20話 身動き暗殺
自分とユアのデートの様子で盛り上がっていた同僚達を散らしてアジトのソファにどっかり座ったオウルは、今日もモニター越しのサーペントをねめつける。
「監視網の再構築するって話だったけど、俺とユアのデートを覗き見できる程度には構築が済んだってことでいいんだよな?」
『映像と音はね。結構手強いんだ、相手がさ』
「泣き言はいいからやれ」
『やってますよ~だ』
ふざけた態度に反論もせずにミネラルウォーターを飲んで一息つくと、オウルの頭上から柔らかく温かいものが二つ落ちてきた。
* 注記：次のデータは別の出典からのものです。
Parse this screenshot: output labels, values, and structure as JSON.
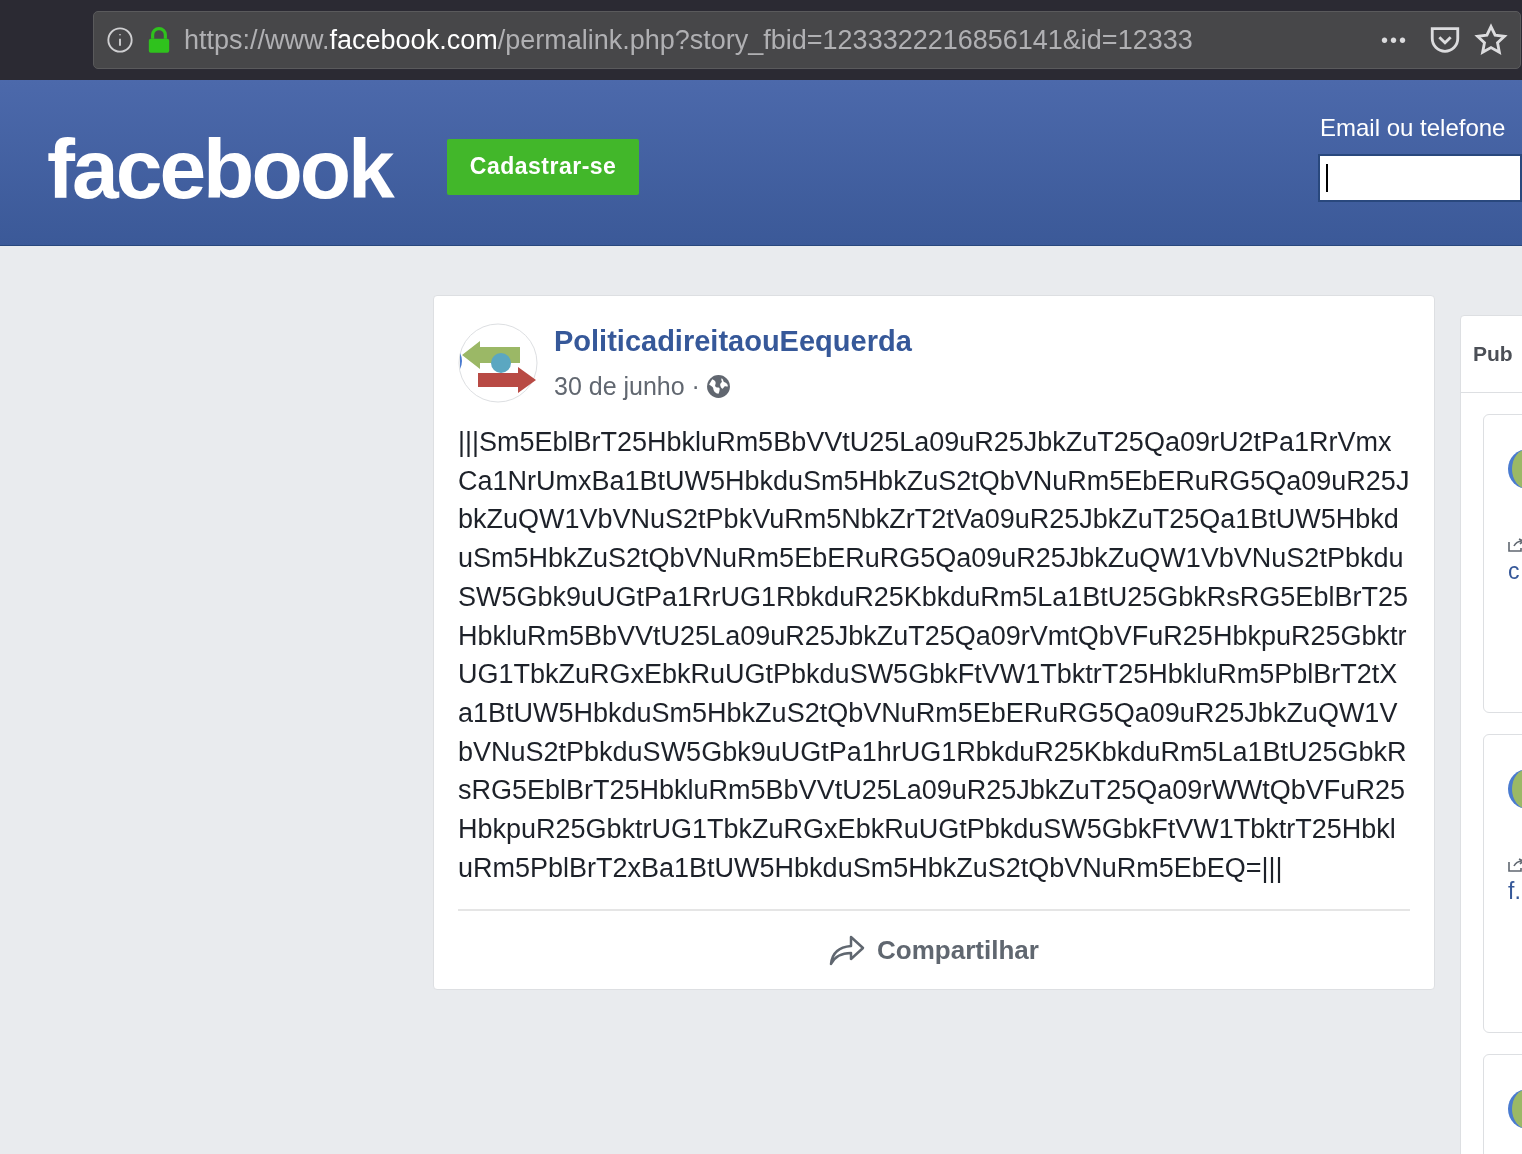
{
  "browser": {
    "url": {
      "prefix": "https://www.",
      "host": "facebook.com",
      "path": "/permalink.php?story_fbid=1233322216856141&id=12333"
    },
    "more": "•••"
  },
  "header": {
    "logo": "facebook",
    "signup_button": "Cadastrar-se",
    "login": {
      "label": "Email ou telefone"
    }
  },
  "post": {
    "author": "PoliticadireitaouEequerda",
    "date": "30 de junho ·",
    "text": "|||Sm5EblBrT25HbkluRm5BbVVtU25La09uR25JbkZuT25Qa09rU2tPa1RrVmxCa1NrUmxBa1BtUW5HbkduSm5HbkZuS2tQbVNuRm5EbERuRG5Qa09uR25JbkZuQW1VbVNuS2tPbkVuRm5NbkZrT2tVa09uR25JbkZuT25Qa1BtUW5HbkduSm5HbkZuS2tQbVNuRm5EbERuRG5Qa09uR25JbkZuQW1VbVNuS2tPbkduSW5Gbk9uUGtPa1RrUG1RbkduR25KbkduRm5La1BtU25GbkRsRG5EblBrT25HbkluRm5BbVVtU25La09uR25JbkZuT25Qa09rVmtQbVFuR25HbkpuR25GbktrUG1TbkZuRGxEbkRuUGtPbkduSW5GbkFtVW1TbktrT25HbkluRm5PblBrT2tXa1BtUW5HbkduSm5HbkZuS2tQbVNuRm5EbERuRG5Qa09uR25JbkZuQW1VbVNuS2tPbkduSW5Gbk9uUGtPa1hrUG1RbkduR25KbkduRm5La1BtU25GbkRsRG5EblBrT25HbkluRm5BbVVtU25La09uR25JbkZuT25Qa09rWWtQbVFuR25HbkpuR25GbktrUG1TbkZuRGxEbkRuUGtPbkduSW5GbkFtVW1TbktrT25HbkluRm5PblBrT2xBa1BtUW5HbkduSm5HbkZuS2tQbVNuRm5EbEQ=|||",
    "share": "Compartilhar"
  },
  "sidebar": {
    "title": "Pub",
    "cards": [
      {
        "kind": "link",
        "text": "c"
      },
      {
        "kind": "link",
        "text": "f."
      },
      {
        "kind": "avatar"
      }
    ]
  }
}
それと同時、背後から誰かがオウルの肩を抱く。もう慣れたイタズラなので彼は今更驚きもしない。
「その脂肪の塊をどけろ、ミケ」
「だってー、ユアちゃんばっかり一緒にいてずるい~!」
犯人は自身の豊満な胸を押しつけるミケだった。
彼女はふざけているようで本気だったのか、ますます抱きついてくる。
風呂上がりなのか垂れる髪や体からはシャンプーや石けんの甘い香りが微かに混じっている。健全な男子中学生としては抗いがたい刺激かも知れないが、オウルにそういうのはない。
「どけ」
「にゃーん……」
腕をつつくと不服そうにミケが鳴いたが、それでも抱きついたことで多少は心が満たされたのかあっさり離れる。彼女は感情に正直なのであまり突っぱね続けると欲求不満になって更に接近してくるので面倒だ。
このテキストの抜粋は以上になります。